[sword-devel] indexed search discrepancy

Sun Aug 30 13:57:52 MST 2009

On Aug 30, 2009, at 4:07 PM, Matthew Talbert <ransom1982 at gmail.com>  
wrote:

>> I had submitted a patch that did this and it was rejected because  
>> it did not
>> preserve backward compatibility without providing a versioning  
>> system for
>> each generated index.
>
> If by backward compatibility, you mean that old indexes will still
> work as they always have, then backwards compatibility is being
> preserved (this is how I would interpret it).

This is what I meant. The analyzer is used to tokenize both the text  
going into the index and the search request. If both are not tokenized  
the same there will be mismatches.

Some examples: old index w/o stopwords and engine that preserves them.  
In the following example IN is a stopword.

Search a phrase w/ a stop word. "in Christ" will look for all soca  
containing both "in" and "Christ" with the first immediatily preceding  
the second.

Search for the same but not as a phrase. The default action is to find  
all verses that contain either word. This will find all verses with  
Christ and none with In. This is the same as searching for IN OR CHRIST

If the default is overridden to mean AND or the search is IN AND  
CHRIST then no verses will be found.

> But new indexes will
> obviously be different than the old ones. If this is what you mean,
> then we really can't change anything in the indexing until some
> versioning scheme is implemented, correct? The recent Hebrew changes
> broke both of these principles: old indexes are unusable (will return
> 0 results for modules that have Hebrew vowels), and new indexes are
> different than the old ones.

IMHO, bugs need to be fixed but in a way that does not compromise good  
indexes. Changing the limit is one of those changes. It does not harm  
indexes that never hit the limit. The tough part is disttingishing  
between the two and helping the user fix the problem.

> The changes to the size of the fields
> allowed will do the same thing, although old indexes will still be
> usable (if you call returning 30% of the actual hits usable). I agree
> with the need for versioning (I mentioned it first in this thread :)
> ), but to not fix bugs because of that seems silly.

Agreed. Just need to be careful to preserve BC in so far as possible.  
(BTW, you were first in this thread to mention versioning but there  
were earlier threads to discuss it. :)

>
>> As to using a simple incrementing number to represent the version  
>> of the
>> index, this may not be adequate. It is sufficient if the user has  
>> no control
>> over the index and indexes that do not match the version number of  
>> the
>> engine are ignored/discarded/automatically upgraded... by the front- 
>> end or
>> engine.
>
> I believe we should follow the principle of "do the simplest thing
> that will possibly work". All we need at the moment is a simple
> version number. Everything without version numbers will be presumed to
> be older. In my opinion, if the version number is older than the
> (index) version of the library, then the library should just return
> false when asked if the module has fast search framework (I forget the
> function name). Then the front-end can do whatever it needs in that
> situation. This also has the advantage of not needing a new API.

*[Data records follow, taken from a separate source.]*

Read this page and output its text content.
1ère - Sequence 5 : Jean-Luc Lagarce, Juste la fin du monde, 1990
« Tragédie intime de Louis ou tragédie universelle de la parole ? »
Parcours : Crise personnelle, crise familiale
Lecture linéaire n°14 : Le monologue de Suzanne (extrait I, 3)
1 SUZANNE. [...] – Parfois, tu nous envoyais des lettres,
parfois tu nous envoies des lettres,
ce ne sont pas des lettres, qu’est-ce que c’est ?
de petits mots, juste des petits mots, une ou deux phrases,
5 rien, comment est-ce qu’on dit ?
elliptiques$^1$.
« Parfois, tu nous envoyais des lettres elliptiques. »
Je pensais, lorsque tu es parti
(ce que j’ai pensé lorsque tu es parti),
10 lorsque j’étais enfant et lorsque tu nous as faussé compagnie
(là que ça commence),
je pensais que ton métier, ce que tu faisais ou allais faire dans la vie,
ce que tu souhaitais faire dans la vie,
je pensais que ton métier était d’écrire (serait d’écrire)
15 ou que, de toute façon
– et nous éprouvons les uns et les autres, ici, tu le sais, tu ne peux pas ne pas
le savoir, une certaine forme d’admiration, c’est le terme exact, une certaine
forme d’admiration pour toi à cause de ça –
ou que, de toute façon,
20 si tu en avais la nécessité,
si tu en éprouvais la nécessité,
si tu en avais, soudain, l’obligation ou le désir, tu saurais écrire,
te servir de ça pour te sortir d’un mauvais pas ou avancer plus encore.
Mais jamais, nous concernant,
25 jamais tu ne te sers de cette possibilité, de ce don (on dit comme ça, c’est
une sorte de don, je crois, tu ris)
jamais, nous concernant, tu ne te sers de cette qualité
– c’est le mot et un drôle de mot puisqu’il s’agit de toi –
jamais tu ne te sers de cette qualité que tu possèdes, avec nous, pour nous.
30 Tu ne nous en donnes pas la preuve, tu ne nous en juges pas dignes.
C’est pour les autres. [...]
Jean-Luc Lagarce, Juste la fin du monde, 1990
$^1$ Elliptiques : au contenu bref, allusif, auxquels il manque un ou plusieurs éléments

I suggest to plan for the future and implement for the present. A  
simple number is not sufficient for the future. A versioned list of  
features would be. An ini file w/ a list of features would work well  
e.g.
[index]
lucene=1.4.3
StandardAnalyzer=2
Notes=1
Headings=1
...

>
>> Give the user any control over the index or provide the front-end any
>> indication of what is in the index and it is not sufficient.  
>> Further, once
>> we get to analyzers per language each feature needs a version  
>> number as
>> well.
>>
>> Very messy.
>
> Yes, but we're not there today. Considering that currently none of the
> non-English analyzers are ported to C++, to not do something now, or
> to design a complicated system based on functionality that may never
> arrive, seems backwards.
>
>> The solution we have for BibleDesktop/JSword is to just let the  
>> user know
>> that if search does not perform as expected to delete the index and  
>> rebuild
>> it. Not at all a good solution, but we've not had any complaints.
>
> The best solution is not always the most technically correct solution.
> As above, many times it's the simplest solution that is best.
>
> Matthew

That's why JSword hasn't tackled it yet (we have the beginnings of an  
implementation) and why I submitted a patch to SWORD that didn't have  
versioning.

But it was rejected. Maybe this time is different.

In Christ,
DM